Fun fact, I can pinpoint the exact moment and time that I got the idea for my book:
Did some of us get a limited edition handbook that others didn't get? You know the one that gives instructions on how not to suck?— Awesomely Luvvie (@Luvvie) August 4, 2014
JL: In the long list of things that one could do better, what’s the one that everyone should start doing right now?
LA: Right now, today, at this moment, you can start doing better. By stopping hashtag abuse. Use your pound sign for good, and don’t put thirty-five hashtags on one picture. For the love of all that is good and not annoying. Stop it now. Save the hashtags.
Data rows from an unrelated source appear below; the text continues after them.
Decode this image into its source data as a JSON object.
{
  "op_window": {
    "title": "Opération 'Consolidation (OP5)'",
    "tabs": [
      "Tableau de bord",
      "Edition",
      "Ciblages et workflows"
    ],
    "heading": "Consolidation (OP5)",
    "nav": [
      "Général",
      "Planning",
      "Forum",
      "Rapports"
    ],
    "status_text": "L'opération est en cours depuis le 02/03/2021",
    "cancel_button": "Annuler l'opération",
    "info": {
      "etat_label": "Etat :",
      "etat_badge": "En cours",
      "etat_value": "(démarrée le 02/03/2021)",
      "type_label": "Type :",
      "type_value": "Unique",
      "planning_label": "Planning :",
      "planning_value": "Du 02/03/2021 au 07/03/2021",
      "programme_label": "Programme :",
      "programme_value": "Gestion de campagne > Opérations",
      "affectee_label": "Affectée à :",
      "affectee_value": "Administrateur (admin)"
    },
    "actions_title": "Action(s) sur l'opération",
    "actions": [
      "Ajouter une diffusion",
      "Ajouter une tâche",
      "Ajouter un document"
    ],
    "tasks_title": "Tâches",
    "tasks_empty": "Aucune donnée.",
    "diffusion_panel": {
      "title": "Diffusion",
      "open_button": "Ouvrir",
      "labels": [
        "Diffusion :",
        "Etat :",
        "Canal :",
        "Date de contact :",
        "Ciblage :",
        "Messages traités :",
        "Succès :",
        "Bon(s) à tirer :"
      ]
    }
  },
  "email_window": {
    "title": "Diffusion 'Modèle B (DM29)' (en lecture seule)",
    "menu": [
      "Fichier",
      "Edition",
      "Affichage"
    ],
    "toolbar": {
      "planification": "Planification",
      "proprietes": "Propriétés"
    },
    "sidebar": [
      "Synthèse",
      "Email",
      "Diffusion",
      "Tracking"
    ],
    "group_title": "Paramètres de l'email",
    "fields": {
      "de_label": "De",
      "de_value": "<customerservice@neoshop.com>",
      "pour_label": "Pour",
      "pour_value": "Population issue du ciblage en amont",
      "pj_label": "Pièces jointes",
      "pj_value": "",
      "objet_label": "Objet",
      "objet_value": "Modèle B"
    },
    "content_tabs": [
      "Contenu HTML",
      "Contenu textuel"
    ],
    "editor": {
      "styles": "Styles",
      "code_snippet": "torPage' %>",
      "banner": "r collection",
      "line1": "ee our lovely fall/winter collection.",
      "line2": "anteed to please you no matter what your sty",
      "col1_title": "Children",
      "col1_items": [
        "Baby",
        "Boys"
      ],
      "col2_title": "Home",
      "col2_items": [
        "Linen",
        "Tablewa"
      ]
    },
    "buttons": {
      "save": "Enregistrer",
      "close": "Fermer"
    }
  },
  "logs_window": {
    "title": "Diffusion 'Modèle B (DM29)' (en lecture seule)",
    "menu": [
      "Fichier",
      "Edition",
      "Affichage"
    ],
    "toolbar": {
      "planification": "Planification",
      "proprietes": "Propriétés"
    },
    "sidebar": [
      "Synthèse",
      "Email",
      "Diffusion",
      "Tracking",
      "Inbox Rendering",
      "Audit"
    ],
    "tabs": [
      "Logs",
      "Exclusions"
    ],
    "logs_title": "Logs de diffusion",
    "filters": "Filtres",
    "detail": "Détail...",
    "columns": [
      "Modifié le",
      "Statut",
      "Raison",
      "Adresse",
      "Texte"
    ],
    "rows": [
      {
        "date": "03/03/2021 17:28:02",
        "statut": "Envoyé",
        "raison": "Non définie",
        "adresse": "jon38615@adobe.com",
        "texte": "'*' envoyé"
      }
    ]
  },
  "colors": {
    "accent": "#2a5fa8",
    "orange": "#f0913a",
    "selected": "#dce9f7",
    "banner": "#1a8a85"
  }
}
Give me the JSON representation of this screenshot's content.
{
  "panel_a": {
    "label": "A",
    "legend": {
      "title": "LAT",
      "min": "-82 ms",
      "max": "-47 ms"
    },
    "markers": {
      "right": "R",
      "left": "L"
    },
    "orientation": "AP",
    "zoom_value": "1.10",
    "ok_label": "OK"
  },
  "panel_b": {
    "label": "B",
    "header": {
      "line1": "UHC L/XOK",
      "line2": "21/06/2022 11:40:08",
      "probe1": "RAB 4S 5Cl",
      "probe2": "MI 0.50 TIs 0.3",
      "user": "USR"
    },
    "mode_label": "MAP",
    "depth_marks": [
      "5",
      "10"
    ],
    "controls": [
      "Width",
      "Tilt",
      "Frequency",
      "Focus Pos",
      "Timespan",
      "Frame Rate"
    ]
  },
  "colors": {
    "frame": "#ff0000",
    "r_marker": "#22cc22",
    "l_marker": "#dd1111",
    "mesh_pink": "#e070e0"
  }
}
And tell that aunty you have on Facebook that I said this.
JL: What’s the most overrated Do-Better act?
LA: People think that when they are in the presence of prejudice, them not contributing to it by being silent is them doing better. We pat ourselves on the backs because we didn’t laugh at the racist joke or the homophobic slur or the sexist insult, as if a lack of participation somehow dismisses us from the wrong that’s happening. The impact of our silence in the face of injustice is implicit approval. It means we tolerate whatever it is we’re allowing to happen in our presence, and that makes us accomplices.
We do better by ensuring that we hold our loved ones and friends to task across dinner tables, in locker rooms, and even on social media.
JL: You’ve said that even you’re not safe from your side-eye. What do you judge yourself for most?
LA: Yeah, I deserve judgment a decent amount. I judge myself the most for my inability to be on time. It is like in my pores for me to be late to places, and I think it’s because I’m Nigerian. Too many of us act like punctuality is our kryptonite. I even started my book with a chapter on this. Look. I’m always late because I underestimate how long it’ll take me to get ready. Or how long my commute will be. But then there are times when I’m late for conference calls, which makes no sense. I gotta do better, man, and I am hanging my head in shame until I do.
JL: Your book is full of advice, but what’s the message you hope your readers take away from it?
LA: My hope is that when people read this book, they see it as the good angel on their shoulders, telling them to make better decisions. But mostly, I want people to finish reading I’m Judging You and feel like they MUST leave the world better than they found it. And that they can still laugh along the way.
JL: Blogging helped me find my voice and audience, but writing books surprised me in that it was so much different. Have you found any connections and/or serious differences between blogging and writing a book?
LA: Blogging has been the reason for so many great things happening in my life, and it is what proved to people that I was a good writer. It is how my agent found me and it has been the best résumé I could ask for. These last thirteen years of being a blogger prepared me so well for this book since I’ve built up the habit of writing. That came in handy when it was time for me to sit down and pour words from my pen to paper.
Even so, writing a book is a different challenge. It’s like climbing a mountain made up of twenty-four hills, and they need to be linked by something. But it is something that is more tangible, as people can hold on to it. For me, that is what I am most proud of. Thousands of people will be listening to my voice (on the audiobook), reading my words on their devices on their commute, or holding my book in their hands. I’ve created something that could potentially last on this Earth longer than I will.
Writing a book was my championship match. I won!